Re-read the register article. Its not the Intel guy who said 30 stages, its the Register who is guessing. They're assuming that since it went from 10 to 20 before it'll go from 20 to 30 now. Its not likely to end up being more than a few extra stages.
Right, Intel always has had the fastest chip, if you ignore things like Alpha, Athlon, Opteron, Power, PowerPC, and others.
And of course, Intel's motivations are entirely performance, or at least price/performance, not marketing.
The fact that every other company has chosen a different design decision and has made better chips as a result is just an illusion foisted on us by those who think there own thoughts.
I've had this sig for three days.
Let me guess - 'Alizarin Erythrosin' is Cupertinus Elvish for 'Mac User', right?
Oh. Yeah... LINUX.
Nevermind-- go back to writing the best OS there is.
Who do you get to be an expert to tell you something's not obvious? The least insightful person you can find? -J Roberts
In case anyone wants some hard facts:
A. Hartstein and Thomas R. Puzak (IBM): The Optimum Pipeline Depth for a Microprocessor, ISCA 2002.
M.S. Hrishikesh, Norman P. Jouppi, Keith I. Farkas, Doug Burger, Stephen W. Keckler, Premkishore Shivakumar (UT Austin, Compaq): The Optimal Logic Depth Per Pipeline Stage is 6 to 8 FO4 Inverter Delays, ISCA 2002.
Eric Sprangle , Doug Carmean (Intel): Increasing Processor Performance by Implementing Deeper Pipelines, ISCA 2002.
A. Hartstein and Thomas R. Puzak (IBM): Optimum Power/Performance Pipeline Depth, MICRO 2003.
What all these papers have in common is that they find that increasing the pipeline depth past 20 stages increases performance.
More specifically the Athlon has three ALU/IEU pipeline pairs, 1 FADD, 1 FMUL and 1 FLOAD pipeline [e.g. you can't do 3 FP muls at once].
The decoder can send upto three instructions into the pipeline per cycle.
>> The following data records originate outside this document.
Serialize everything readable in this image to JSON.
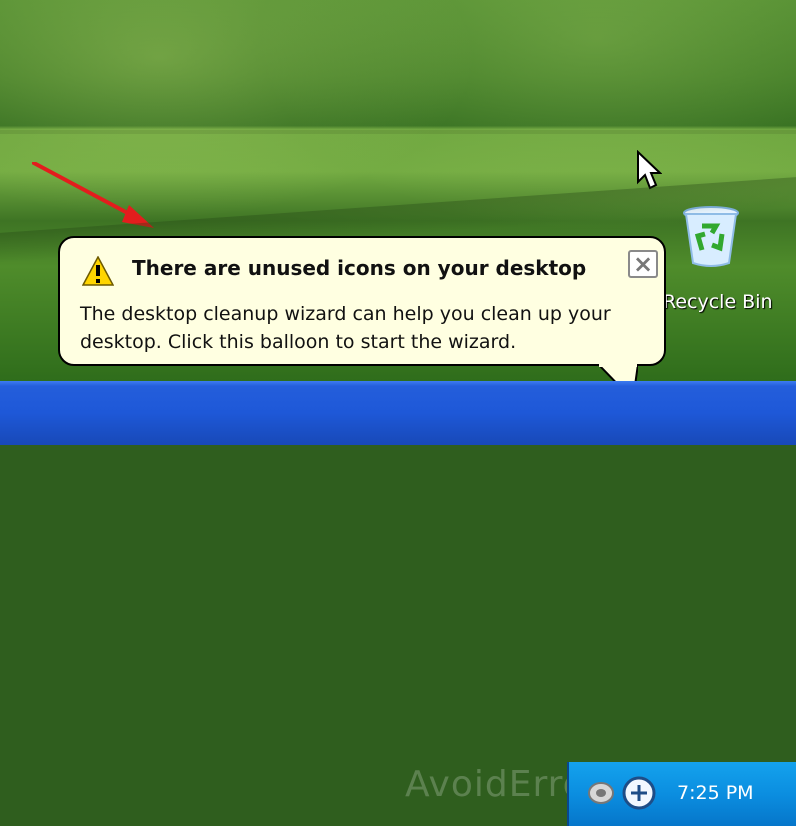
{
  "desktop": {
    "recycle_bin_label": "Recycle Bin"
  },
  "balloon": {
    "title": "There are unused icons on your desktop",
    "body": "The desktop cleanup wizard can help you clean up your desktop. Click this balloon to start the wizard.",
    "close_symbol": "×"
  },
  "taskbar": {
    "watermark": "AvoidErrors.com",
    "clock": "7:25 PM"
  },
  "icons": {
    "warning": "warning-triangle-icon",
    "close": "close-icon",
    "recycle_bin": "recycle-bin-icon",
    "speaker": "speaker-icon",
    "network": "network-icon",
    "cursor": "mouse-cursor-icon",
    "arrow": "red-pointer-arrow"
  },
  "colors": {
    "balloon_bg": "#ffffe1",
    "taskbar_blue": "#245edb",
    "tray_blue": "#0b8ee0",
    "warning_yellow": "#ffd500",
    "annotation_red": "#e31d1d"
  }
}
Actually that's only for directpath instructions [e.g. simple ALU/FP]. Vector instructions stall all three decoders.
The ALU scheduler is fairly strong but it does have several weaknesses. from the manual I can't see that it can resolve dependencies from other pipelines. For instance,
ADD EAX,EBX [DIE ]
ADD EBX,EAX [D IE ]
ADD ECX,EBX [D IE] - critical path
INC ESI [ DIE ]
D == decode, I == issue, E == execute [pp.. 227 of the athlon opt manual].
So the fourth instruction will always start on the second cycle despite the fact that ALU1/2 are blocked.
Similarly the Athlon memory ports are a bit weak. There are read/write buffers but you still can only issue two reads or one write per cycle which is annoying.
However, the strength of the Athlon ALU over the P4 ALU is that for the most part it can keep all three pipelines busy even if they are blocked at some stage [e.g. it can decode/issue even if blocked]. It doesn't say in the documentation but I could swear the Athlon can cross-pipe things too. Cuz sometimes I can mess the order of ops [e.g. create a dependecy] and it executes in the same time regardless.
Anyways, yeah it's all about the 3 ALUs and a decent scheduler. Something the P4 does not have.
Tom
Someday, I'll have a real sig.
Didn't AMD try to organise this and recently concede it wasn't going to happen?
As long as any metric favours one particular manufacturer, the rest will try to replace it with a new one. The result will be more FUD and ore confused users ("I've finally worked out what GHz are and you tell me I have to look at the number of flops?!?")
</Pessimist>
I say we take-off and slashdot the site from orbit... it's the only way to be sure
It isn't just branches though. For example, a 32x32=>64 multiplication on the P4 can take upto 14 cycles [iirc] whereas on the Athlon it's 6-cycles. So for example,
MUL EAX,EBX [DIMMMM]
ADD ECX,EAX [_D___IE]
So in total takes seven cycles.
The same code on the P4 would take at least 15 cycles. What's worse is consider
MUL EAX,EBX [DIMMMM_]
ADD ECX,EBX [_DIE___]
INC ESI [_DIE___]
DEC EBP [__DIE__]
ADD EBX,EDX [__D__IE]
Again this takes seven cycles. Specially since instruction 1 and 2 can go start in cycle two in pipes 1/2.
Compare that to the P4 which only has two ALU pipes [one of which is now stalled for 14 cycles for the MUL to finish].
Tom
Someday, I'll have a real sig.
The Quantium has the following new features:
"DIMMMM / DIE / DIE / DIE / D_IE" ... You aren't an employee of Rambus Inc. by any chance?